De son village du Mpumalanga aux plus prestigieuses institutions artistiques mondiales, Esther Mahlangu a révolutionné la perception de l’art africain contemporain. À 89 ans, cette peintre sud-africaine continue de fasciner par sa capacité unique à faire dialoguer traditions ndebele millénaires et innovations technologiques, des BMW Art Cars aux expositions dans les plus grands musées internationaux.
À 89 ans, Esther Mahlangu continue d’illuminer la scène artistique internationale. Révélée en 1989 au Centre Pompidou, cette peintre sud-africaine née le 11 novembre 1935 près de Middelburg (Mpumalanga) a su transformer l’esthétique géométrique traditionnelle des maisons ndebele en un langage plastique universellement reconnu, aujourd’hui convoité par les plus grands musées et les marques de luxe.

Initiée dès l’âge de dix ans par sa mère et sa grand-mère aux techniques de décoration murale ndebele — tradition exclusivement féminine —, Mahlangu transpose dans les années 90 ces motifs séculaires sur toile, métal et carrosserie. Ses compositions caractéristiques — chevrons, losanges et lignes blanches structurantes — éclatent en aplats de couleurs primaires, appliqués au pinceau traditionnel fabriqué à partir de plumes de poulet.

En 1991 : BMW lui confie la réalisation de la 12ᵉ Art Car de la célèbre série, première œuvre conçue par une femme et par un artiste non occidental. Cette berline 525i transformée en vaisseau coloré, navigue entre tradition millénaire et futurisme automobile. Cette création propulse Mahlangu sur la scène des biennales et foires internationales.
Transmission et innovation technologique
De retour dans son village natal, l’artiste fonde une école autogérée dédiée à la transmission des techniques ndebele aux jeunes générations. Ce studio, véritable lieu d’émancipation culturelle, s’est aujourd’hui ouvert au public et a pris une dimension supplémentaire avec l’inauguration en 2024 d’un nouvel espace muséal attenant à sa maison-atelier.
Après avoir décoré une BMW Série 7 en 2016 et créé un habitacle sur-mesure pour Rolls-Royce en 2020, Mahlangu a récemment bouleversé le monde automobile avec la BMW i5 Flow NOSTOKANA. Cette création révolutionnaire intègre 1 349 segments d’encre électronique (E-Ink) qui changent de couleur en temps réel, animant des motifs ndebele dans un ballet technologique fascinant. Présenté à Frieze Los Angeles en février 2024, ce prototype incarne la rencontre entre art autochtone et innovation de pointe.
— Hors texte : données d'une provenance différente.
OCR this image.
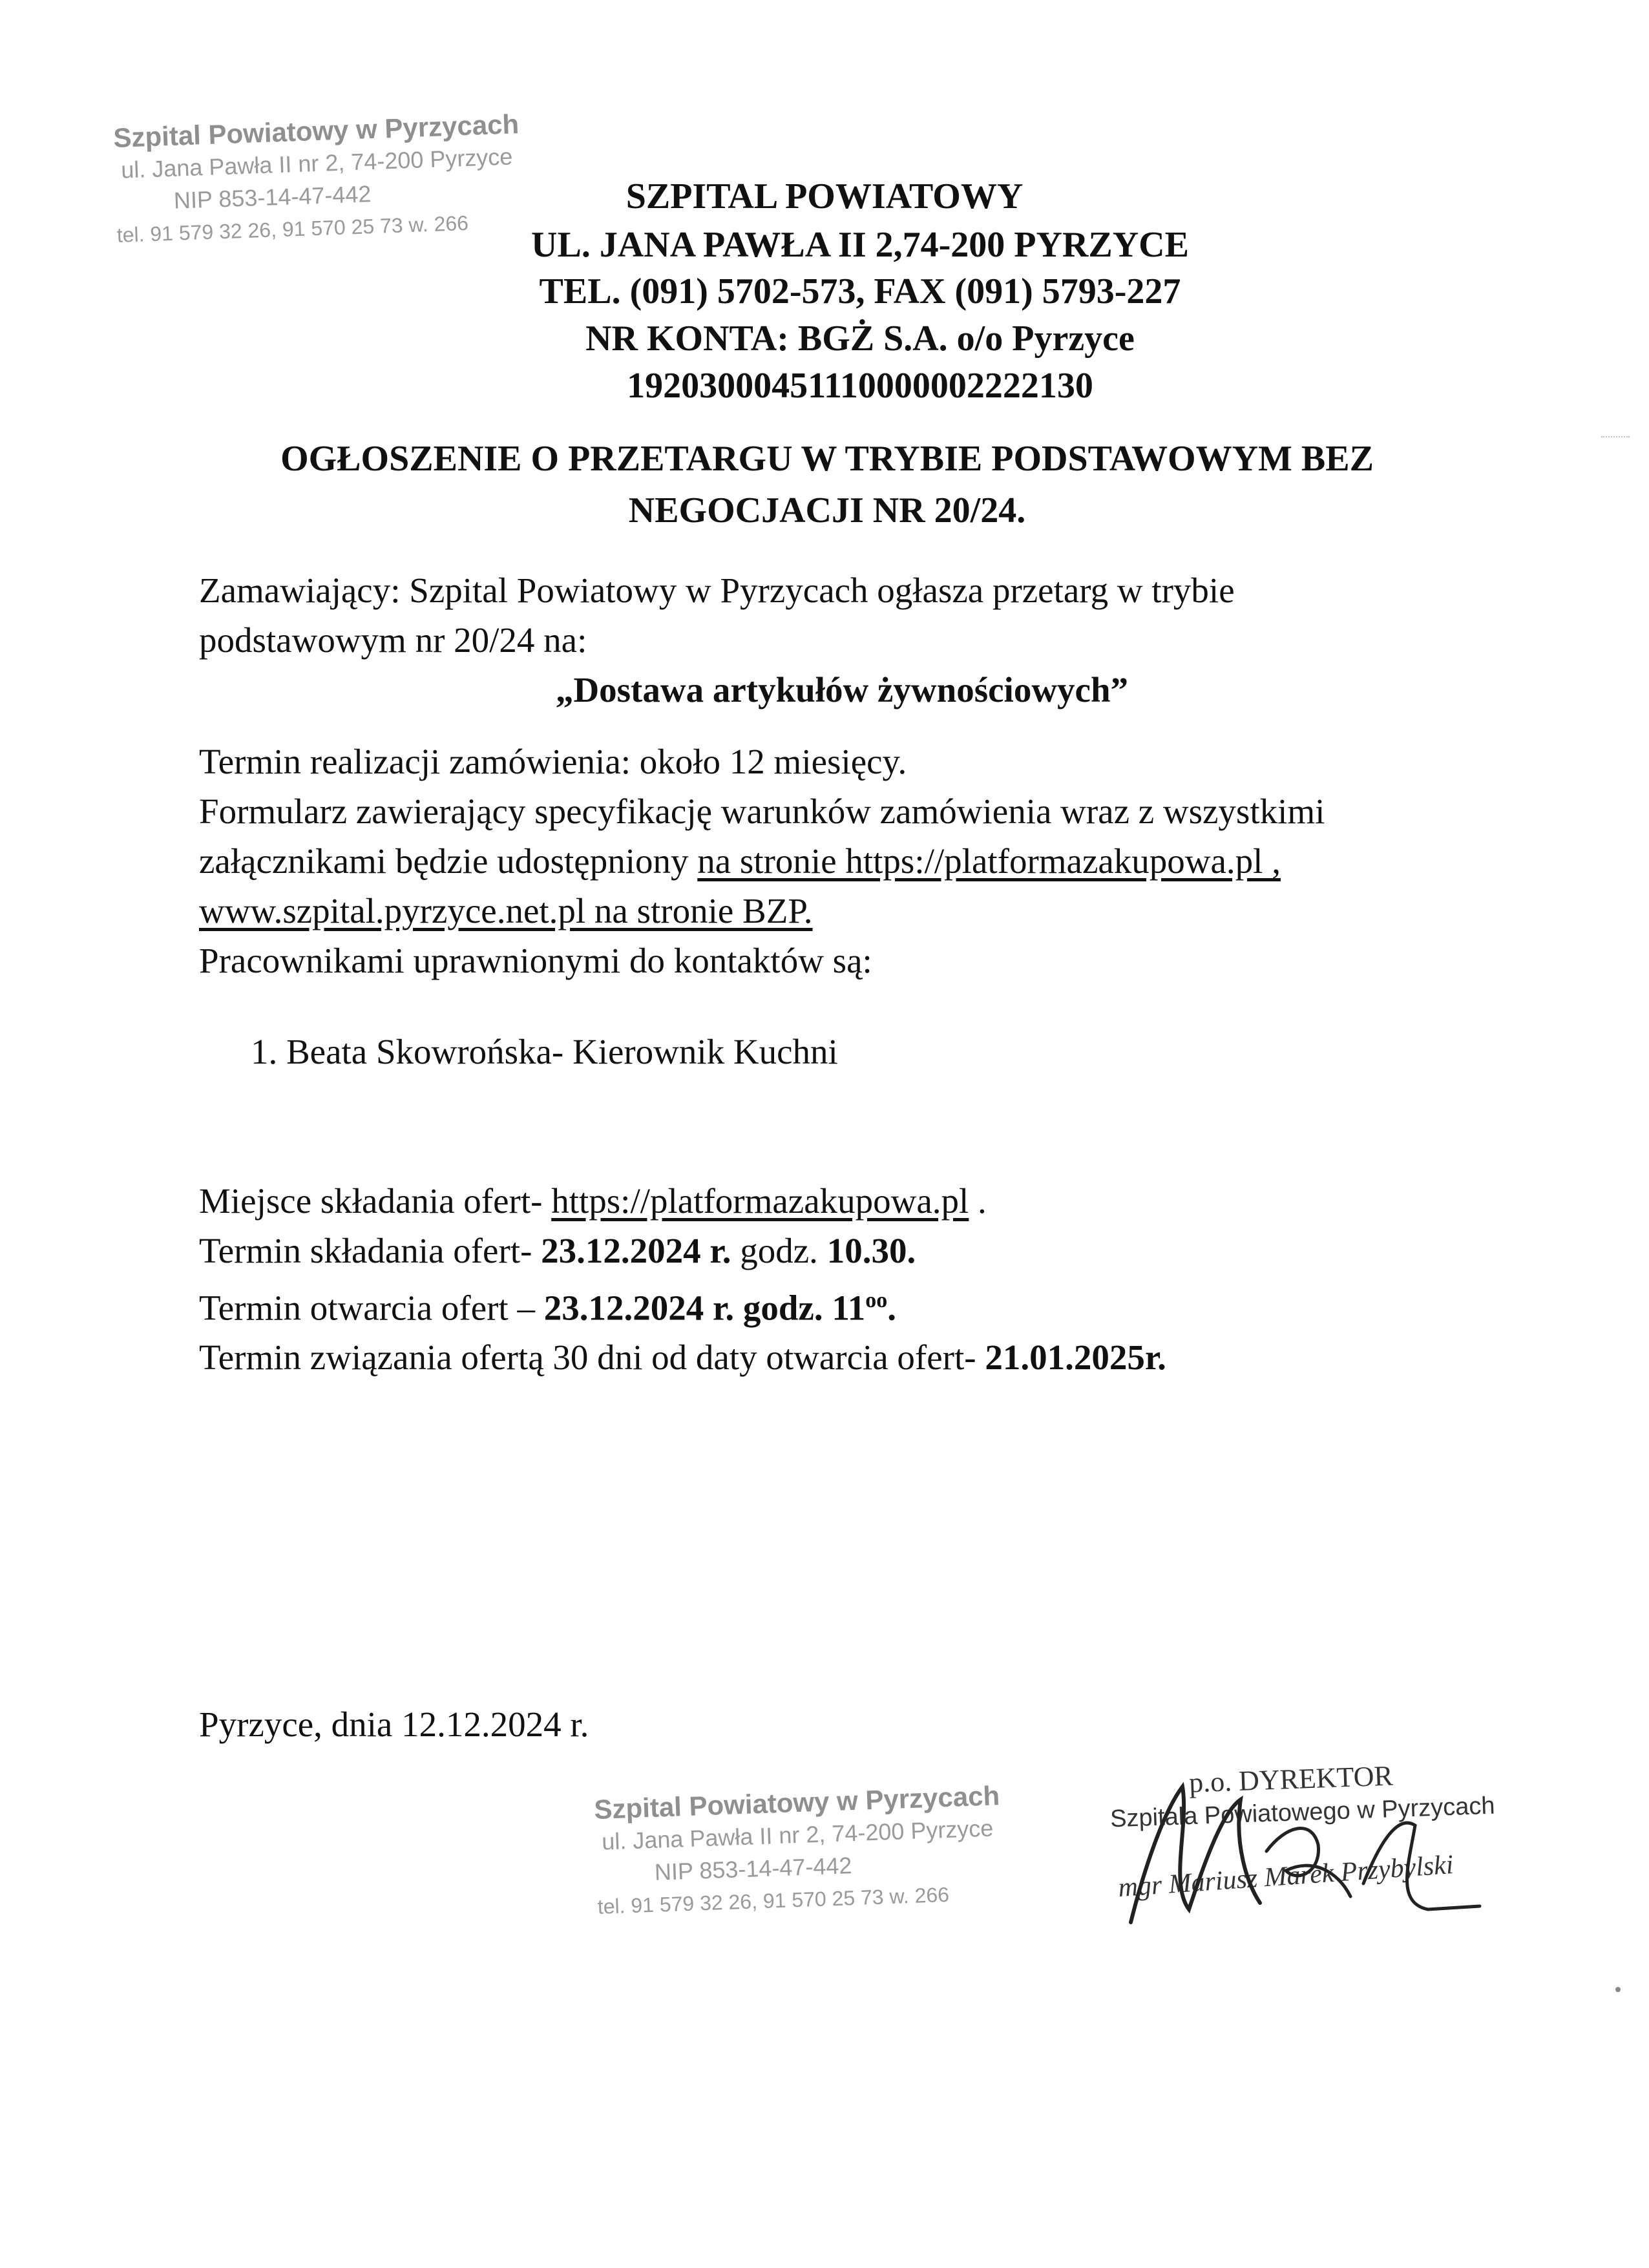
Szpital Powiatowy w Pyrzycach
ul. Jana Pawła II nr 2, 74-200 Pyrzyce
NIP 853-14-47-442
tel. 91 579 32 26, 91 570 25 73 w. 266
SZPITAL POWIATOWY
UL. JANA PAWŁA II 2,74-200 PYRZYCE
TEL. (091) 5702-573, FAX (091) 5793-227
NR KONTA: BGŻ S.A. o/o Pyrzyce
19203000451110000002222130
OGŁOSZENIE O PRZETARGU W TRYBIE PODSTAWOWYM BEZ
NEGOCJACJI NR 20/24.
Zamawiający: Szpital Powiatowy w Pyrzycach ogłasza przetarg w trybie
podstawowym nr 20/24 na:
„Dostawa artykułów żywnościowych”
Termin realizacji zamówienia: około 12 miesięcy.
Formularz zawierający specyfikację warunków zamówienia wraz z wszystkimi
załącznikami będzie udostępniony na stronie https://platformazakupowa.pl ,
www.szpital.pyrzyce.net.pl na stronie BZP.
Pracownikami uprawnionymi do kontaktów są:
1. Beata Skowrońska- Kierownik Kuchni
Miejsce składania ofert- https://platformazakupowa.pl .
Termin składania ofert- 23.12.2024 r. godz. 10.30.
Termin otwarcia ofert – 23.12.2024 r. godz. $11^{oo}$.
Termin związania ofertą 30 dni od daty otwarcia ofert- 21.01.2025r.
Pyrzyce, dnia 12.12.2024 r.
Szpital Powiatowy w Pyrzycach
ul. Jana Pawła II nr 2, 74-200 Pyrzyce
NIP 853-14-47-442
tel. 91 579 32 26, 91 570 25 73 w. 266
p.o. DYREKTOR
Szpitala Powiatowego w Pyrzycach
mgr Mariusz Marek Przybylski
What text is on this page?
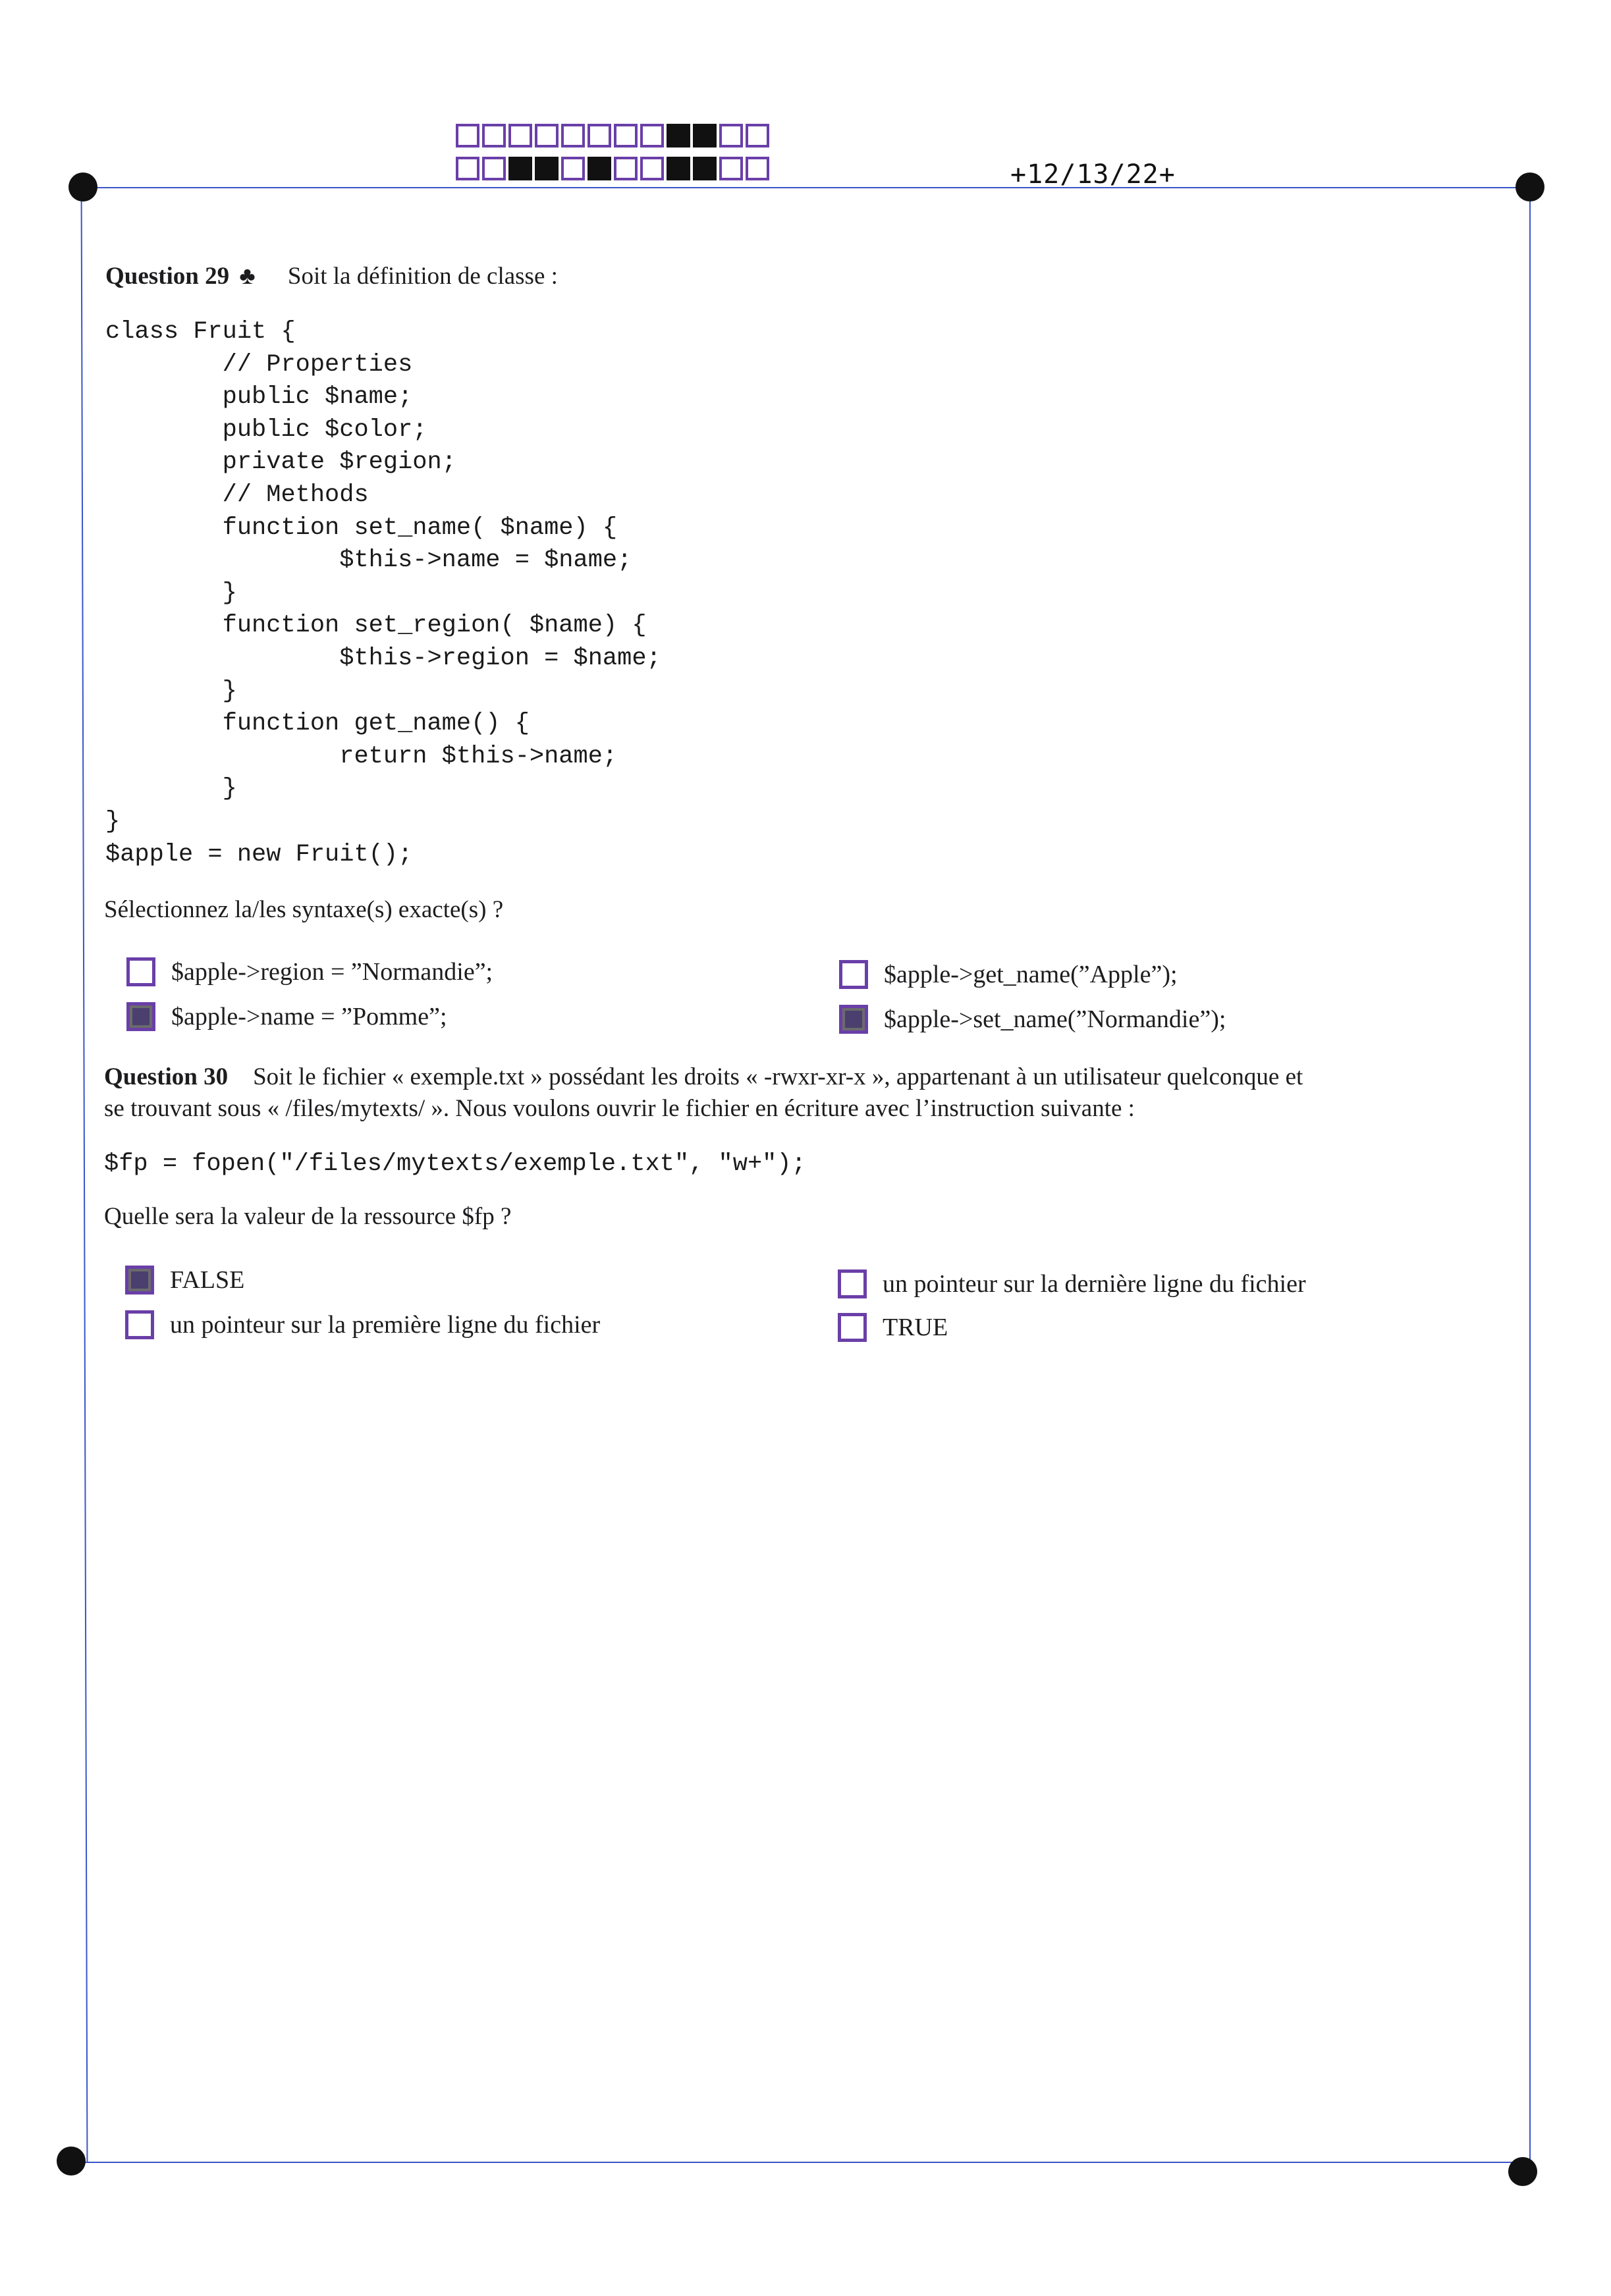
+12/13/22+
Question 29 ♣ Soit la définition de classe :
class Fruit {
// Properties
public $name;
public $color;
private $region;
// Methods
function set_name( $name) {
$this->name = $name;
}
function set_region( $name) {
$this->region = $name;
}
function get_name() {
return $this->name;
}
}
$apple = new Fruit();
Sélectionnez la/les syntaxe(s) exacte(s) ?
$apple->region = ”Normandie”;
$apple->name = ”Pomme”;
$apple->get_name(”Apple”);
$apple->set_name(”Normandie”);
Question 30 Soit le fichier « exemple.txt » possédant les droits « -rwxr-xr-x », appartenant à un utilisateur quelconque et
se trouvant sous « /files/mytexts/ ». Nous voulons ouvrir le fichier en écriture avec l’instruction suivante :
$fp = fopen("/files/mytexts/exemple.txt", "w+");
Quelle sera la valeur de la ressource $fp ?
FALSE
un pointeur sur la première ligne du fichier
un pointeur sur la dernière ligne du fichier
TRUE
En reconnaissance d’un demi-siècle de création exceptionnelle, Esther Mahlangu a reçu fin 2024 le tout premier Lifetime Achievement Award des South African Creative Arts Awards.
Le 21 janvier 2025, Thames & Hudson publie « Esther Mahlangu: To Paint Is In My Heart », dialogue croisé entre l’artiste, Hans Ulrich Obrist et Azu Nwagbogu. Cette monographie de référence, enrichie de près de cent reproductions et d’entretiens inédits, replace définitivement son œuvre dans l’histoire globale de l’art contemporain.
Une modernité africaine réinventée
Mahlangu redéfinit la notion même de modernité africaine. Ses lignes droites font écho aux circuits imprimés, ses couleurs plates aux interfaces numériques. Ainsi, son travail démontre qu’une esthétique née dans les plaines du Mpumalanga peut inspirer aussi bien la voiture du futur que les allées d’Art Basel.
À l’approche de ses 90 ans, Esther Mahlangu, toujours armée de son pinceau-plume traditionnel, sème ses motifs kaléidoscopiques à travers le monde, rappelant que la couleur — comme la culture — est faite pour circuler et se réinventer sans cesse.